Prosecutors contend the threats took several forms.

On May 21, they say, Guandique communicated the threat directly to J.G. This episode is said to have occurred "within the District of Columbia," which could mean inside the D.C. jail itself. Separately, prosecutors say that sometime between May 1 and Sept. 9 a threatening letter was mailed to J.G.

Prosecutors say they still don't know precisely who wrote the threatening letter but indicate it was done at Guandique's behest.

Manacled and dressed in an orange jumpsuit, Guandique stood silently as an outline of the new charges were read to him by a translator. Neither of his court-appointed attorneys, Maria Hawilo and Santha Sonenberg, nor federal prosecutors Fernando Campoamor and Amanda Haines spoke more than a few words in public.

Guandique had previously pleaded not guilty in April to the underlying charges of murder, kidnapping and attempted sexual assault. The trial originally scheduled to start in January has been postponed until October.

Citing several jailhouse informants, in whom Guandique allegedly confided, prosecutors say the extensively tattooed but relatively slightly built Salvadoran immigrant attacked Levy while she was jogging in Washington's Rock Creek Park.

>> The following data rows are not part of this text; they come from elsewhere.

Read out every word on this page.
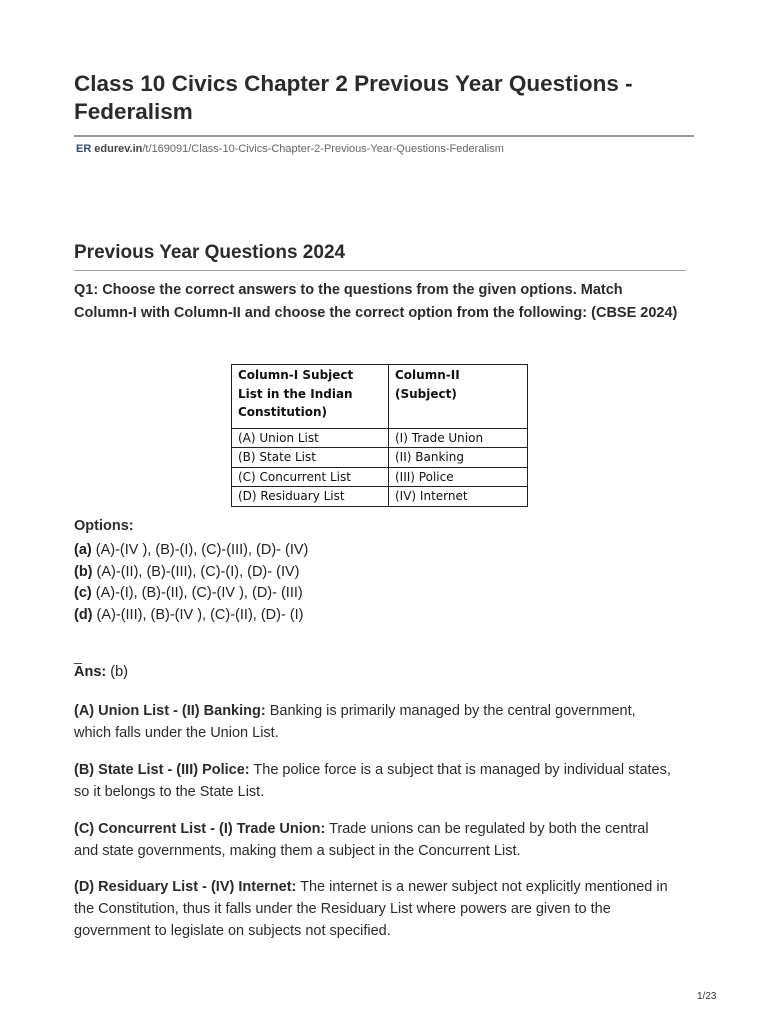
Class 10 Civics Chapter 2 Previous Year Questions - Federalism
ER edurev.in/t/169091/Class-10-Civics-Chapter-2-Previous-Year-Questions-Federalism
Previous Year Questions 2024

Q1: Choose the correct answers to the questions from the given options. Match Column-I with Column-II and choose the correct option from the following: (CBSE 2024)

Column-I Subject List in the Indian Constitution)	Column-II (Subject)
(A) Union List	(I) Trade Union
(B) State List	(II) Banking
(C) Concurrent List	(III) Police
(D) Residuary List	(IV) Internet
Options:
(a) (A)-(IV ), (B)-(I), (C)-(III), (D)- (IV)
(b) (A)-(II), (B)-(III), (C)-(I), (D)- (IV)
(c) (A)-(I), (B)-(II), (C)-(IV ), (D)- (III)
(d) (A)-(III), (B)-(IV ), (C)-(II), (D)- (I)
_
Ans: (b)

(A) Union List - (II) Banking: Banking is primarily managed by the central government, which falls under the Union List.

(B) State List - (III) Police: The police force is a subject that is managed by individual states, so it belongs to the State List.

(C) Concurrent List - (I) Trade Union: Trade unions can be regulated by both the central and state governments, making them a subject in the Concurrent List.

(D) Residuary List - (IV) Internet: The internet is a newer subject not explicitly mentioned in the Constitution, thus it falls under the Residuary List where powers are given to the government to legislate on subjects not specified.

1/23
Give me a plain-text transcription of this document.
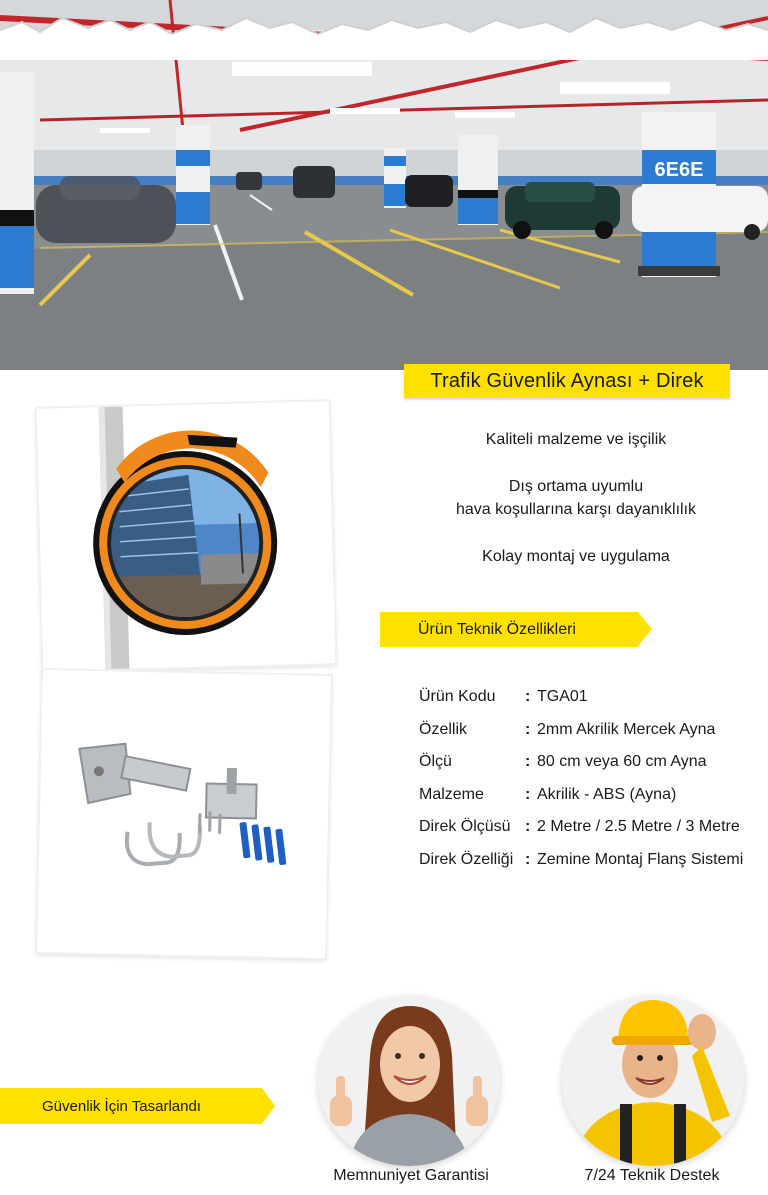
6E6E
Trafik Güvenlik Aynası + Direk
Kaliteli malzeme ve işçilik
Dış ortama uyumlu
hava koşullarına karşı dayanıklılık
Kolay montaj ve uygulama
Ürün Teknik Özellikleri
Ürün Kodu	: TGA01
Özellik	: 2mm Akrilik Mercek Ayna
Ölçü	: 80 cm veya 60 cm Ayna
Malzeme	: Akrilik - ABS (Ayna)
Direk Ölçüsü : 2 Metre / 2.5 Metre / 3 Metre
Direk Özelliği : Zemine Montaj Flanş Sistemi
Güvenlik İçin Tasarlandı
Memnuniyet Garantisi	7/24 Teknik Destek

At the time, Levy had finished a federal Bureau of Prisons internship and her graduate studies through the University of Southern California. She was reportedly preparing to return home to Modesto, where she was raised and where her parents still live.

Guandique and attorneys will be returning to the courtroom in late January as the defense and prosecution continue their pretrial maneuvering for information and advantage.

Defense attorneys, for instance, are fighting a bid by prosecutors to introduce evidence of prior "bad acts" by Guandique. This testimony would supposedly shed light on Guandique's predilections, and thereby help implicate him in the attack on Levy.

"The government seeks to elicit from (a) witness that Mr. Guandique supposedly stated that he usually carried a knife with him, and that he enjoys raping, torturing and killing women," one defense legal filing states.

On Guandique's behalf, Hawilo and Sonenberg contend that none of this information has direct bearing on the Levy case and would only serve to "irreparably prejudice the jury."